Tem poder toda pessoa ou instituição capaz de decidir os rumos de nossas vidas. Isto é poder: é capaz de empregar-nos ou desempregar; aumentar ou reduzir o salário; oferecer ou não melhores sistemas de saúde e educação.
Não me interessa o poder dos marajás da Índia ou dos bilhardários árabes. Não influem em minha existência. Sou indiferente ao poder do presidente da França ou do primeiro-ministro da Itália. Porém, toca-me o poder do presidente dos EUA, tamanha a influência econômica, ideológica e militar deste país no planeta. Vale adicionar à lista seu peso no meio ambiente, no avanço da ciência e no aprimoramento da tecnologia.
Poderoso é aquele que me salva ou condena, insere ou exclui, gratifica ou pune.
Posso prescindir do poder do chefe de uma empresa, desde que não trabalhe nela. Mas não posso prescindir de quem detém o poder político. Ainda que ele não tenha sido eleito pelo meu voto. Toda decisão política influi no conjunto da sociedade. Para o bem ou para o mal, depende do ponto de vista de quem é beneficiado ou prejudicado.
Por isso convém estar atento: quem tem nojo de política é governado por quem não tem. E tudo que os maus políticos querem é a maioria da população indiferente ao fato de fazerem na vida pública o que fazem na privada...
Como me relaciono com a pessoa que, próxima a mim, detém poder sobre meu destino? Eis uma questão que, infelizmente, Freud e seus sucessores não aprofundaram tanto como o fizeram os dramaturgos gregos na Antiguidade, Shakespeare e nosso Machado de Assis.
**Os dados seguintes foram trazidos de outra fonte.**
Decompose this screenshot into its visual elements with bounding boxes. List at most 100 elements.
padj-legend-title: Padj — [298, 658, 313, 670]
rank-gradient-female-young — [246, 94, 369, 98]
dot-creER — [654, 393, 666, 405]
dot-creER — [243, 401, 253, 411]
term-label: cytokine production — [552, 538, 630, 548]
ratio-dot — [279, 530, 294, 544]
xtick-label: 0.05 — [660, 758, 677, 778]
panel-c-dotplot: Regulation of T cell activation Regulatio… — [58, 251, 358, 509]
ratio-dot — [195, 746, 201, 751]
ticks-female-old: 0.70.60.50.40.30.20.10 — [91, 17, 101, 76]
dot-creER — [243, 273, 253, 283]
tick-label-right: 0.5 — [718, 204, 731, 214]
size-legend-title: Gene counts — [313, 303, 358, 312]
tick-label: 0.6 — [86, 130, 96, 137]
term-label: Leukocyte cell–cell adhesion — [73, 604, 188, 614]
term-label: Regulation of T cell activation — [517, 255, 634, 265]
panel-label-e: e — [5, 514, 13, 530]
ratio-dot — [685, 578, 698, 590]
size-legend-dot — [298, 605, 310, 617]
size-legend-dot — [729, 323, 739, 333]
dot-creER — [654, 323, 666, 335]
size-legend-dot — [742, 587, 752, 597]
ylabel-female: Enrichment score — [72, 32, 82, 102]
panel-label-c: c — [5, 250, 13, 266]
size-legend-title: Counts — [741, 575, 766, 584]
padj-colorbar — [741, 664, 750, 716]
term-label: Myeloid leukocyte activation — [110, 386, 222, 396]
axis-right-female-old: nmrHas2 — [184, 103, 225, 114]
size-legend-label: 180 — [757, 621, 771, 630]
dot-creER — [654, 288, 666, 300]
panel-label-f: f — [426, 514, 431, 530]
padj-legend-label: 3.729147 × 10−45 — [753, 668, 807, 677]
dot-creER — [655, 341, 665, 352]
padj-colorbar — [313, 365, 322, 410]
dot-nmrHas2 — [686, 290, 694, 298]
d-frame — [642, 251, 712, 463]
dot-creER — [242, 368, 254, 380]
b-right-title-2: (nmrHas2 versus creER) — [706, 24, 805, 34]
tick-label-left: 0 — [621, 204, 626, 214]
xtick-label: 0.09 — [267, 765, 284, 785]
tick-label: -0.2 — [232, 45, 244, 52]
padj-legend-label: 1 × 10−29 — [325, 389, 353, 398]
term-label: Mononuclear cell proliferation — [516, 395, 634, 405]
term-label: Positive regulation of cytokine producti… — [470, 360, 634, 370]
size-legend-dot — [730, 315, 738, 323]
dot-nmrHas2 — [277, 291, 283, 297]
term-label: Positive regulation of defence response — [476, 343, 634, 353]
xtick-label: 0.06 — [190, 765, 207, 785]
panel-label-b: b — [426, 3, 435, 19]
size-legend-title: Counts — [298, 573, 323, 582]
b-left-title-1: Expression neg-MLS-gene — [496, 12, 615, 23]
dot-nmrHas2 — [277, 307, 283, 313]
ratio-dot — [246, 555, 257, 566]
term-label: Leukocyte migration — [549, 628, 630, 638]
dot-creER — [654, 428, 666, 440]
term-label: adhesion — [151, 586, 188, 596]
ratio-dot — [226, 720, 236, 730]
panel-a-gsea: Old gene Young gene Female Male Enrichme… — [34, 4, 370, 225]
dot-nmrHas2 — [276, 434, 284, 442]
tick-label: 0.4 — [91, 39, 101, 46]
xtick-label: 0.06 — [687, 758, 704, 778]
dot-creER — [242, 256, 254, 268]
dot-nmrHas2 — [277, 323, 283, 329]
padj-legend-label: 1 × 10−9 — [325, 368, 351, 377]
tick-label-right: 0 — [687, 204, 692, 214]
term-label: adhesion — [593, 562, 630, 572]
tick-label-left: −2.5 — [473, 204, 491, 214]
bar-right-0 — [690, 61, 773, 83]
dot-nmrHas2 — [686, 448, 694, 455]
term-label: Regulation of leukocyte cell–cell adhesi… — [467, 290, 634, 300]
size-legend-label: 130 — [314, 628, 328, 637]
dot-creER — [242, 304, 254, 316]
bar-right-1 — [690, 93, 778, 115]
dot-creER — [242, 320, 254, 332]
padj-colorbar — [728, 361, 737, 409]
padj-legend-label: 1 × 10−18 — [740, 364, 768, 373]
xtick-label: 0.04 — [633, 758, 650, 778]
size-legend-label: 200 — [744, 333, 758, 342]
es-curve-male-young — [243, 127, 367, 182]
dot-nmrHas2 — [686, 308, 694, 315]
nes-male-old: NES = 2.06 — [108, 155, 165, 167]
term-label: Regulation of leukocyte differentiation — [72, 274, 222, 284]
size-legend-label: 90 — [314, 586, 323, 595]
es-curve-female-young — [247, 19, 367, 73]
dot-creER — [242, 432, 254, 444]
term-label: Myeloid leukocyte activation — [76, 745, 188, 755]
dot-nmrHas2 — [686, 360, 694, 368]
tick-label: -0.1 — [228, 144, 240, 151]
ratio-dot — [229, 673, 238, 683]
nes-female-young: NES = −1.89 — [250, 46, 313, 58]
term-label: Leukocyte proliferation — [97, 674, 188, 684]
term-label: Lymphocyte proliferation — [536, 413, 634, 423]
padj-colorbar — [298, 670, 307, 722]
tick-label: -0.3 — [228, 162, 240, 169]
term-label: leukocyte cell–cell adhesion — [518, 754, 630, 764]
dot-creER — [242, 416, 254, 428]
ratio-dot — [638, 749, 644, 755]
A tendência é o subalterno, quando mais apegado à função que a seu espírito crítico, se infantilizar frente ao superior: ri do que não tem a menor graça, elogia o que não merece consideração, procura adivinhar-lhe gostos e preferências. Trata-se de um jogo típico de criança que se esforça por seduzir o adulto para, em troca, obter carinho e realização de suas aspirações.
Muitos que detêm o poder nutrem seus egos graças à corte de bajuladores. E tendem a não aceitar que o critiquem. Se alguém se atreve a fazer-lhes crítica, há que, primeiro, escolher cuidadosamente as palavras, de modo a não ferir-lhes a sensibilidade, assim como uma agulha é capaz de fazer estourar um balão.
A maioria se cala diante do poderoso, ainda que lhe conheça contradições e defeitos. Raras as pessoas que, em cargos de chefia, ousam repetir a iniciativa de um gerente de empresa que, uma vez ao mês, reservava uma hora para ouvir críticas de seus subordinados. E ainda mantinha uma caixa de correspondência para quem preferisse fazê-lo anonimamente.
Segundo ele, a opinião que temos de nós mesmos e de nosso desempenho quase nunca confere com a de quem conosco convive. Saber ouvir críticas é um ato de humildade e tolerância. Humildade deriva de húmus, terra; humilde não é o bobo e sim quem mantém os pés no chão, sem voos egolátricos nem se deixar atolar na baixa autoestima.
Muitos defeitos poderiam ser corrigidos em instituições e empresas se os funcionários e subalternos tivessem canais para expressar críticas e sugestões. Em que hospital os pacientes avaliam os médicos? Em que escola os alunos dão notas aos professores? Em que igreja os fiéis questionam seus bispos e pastores?
Há pessoas, em especial na esfera da política, que só se sentem bem imantadas pela aura do poder. Quando estão próximas, demitem-se de qualquer consciência crítica e agem ridiculamente como papagaios de pirata, sempre se empenhando para se dependurarem no ombro do poderoso.
Porém, se as circunstâncias as distanciam do poder, sentem-se humilhadas, desprezadas, e deixam-se entupir de mágoas e iras. O poderoso ontem bajulado passa a ser objeto de críticas mordazes. É a síndrome da expulsão do Paraíso...
O melhor antídoto à sedução do poder é a espiritualidade. Não apenas no sentido religioso, mas, sobretudo, no que concerne ao aprofundamento subjetivo de valores éticos. Quem gosta de si mesmo não precisa mendigar o olhar alheio. Nem sempre prestamos atenção no preceito de Jesus: "Amar o próximo como a si mesmo." Se não tenho boa autoestima, dificilmente saberei encarar o próximo com benevolência e compaixão.
Muitos caminhos conduzem a essa conquista interior. Para mim, a mais pedagógica é a meditação, esse silencioso exercício de deixar que Deus me habite para que eu possa abrir portas do coração e janelas da mente aos semelhantes e à natureza.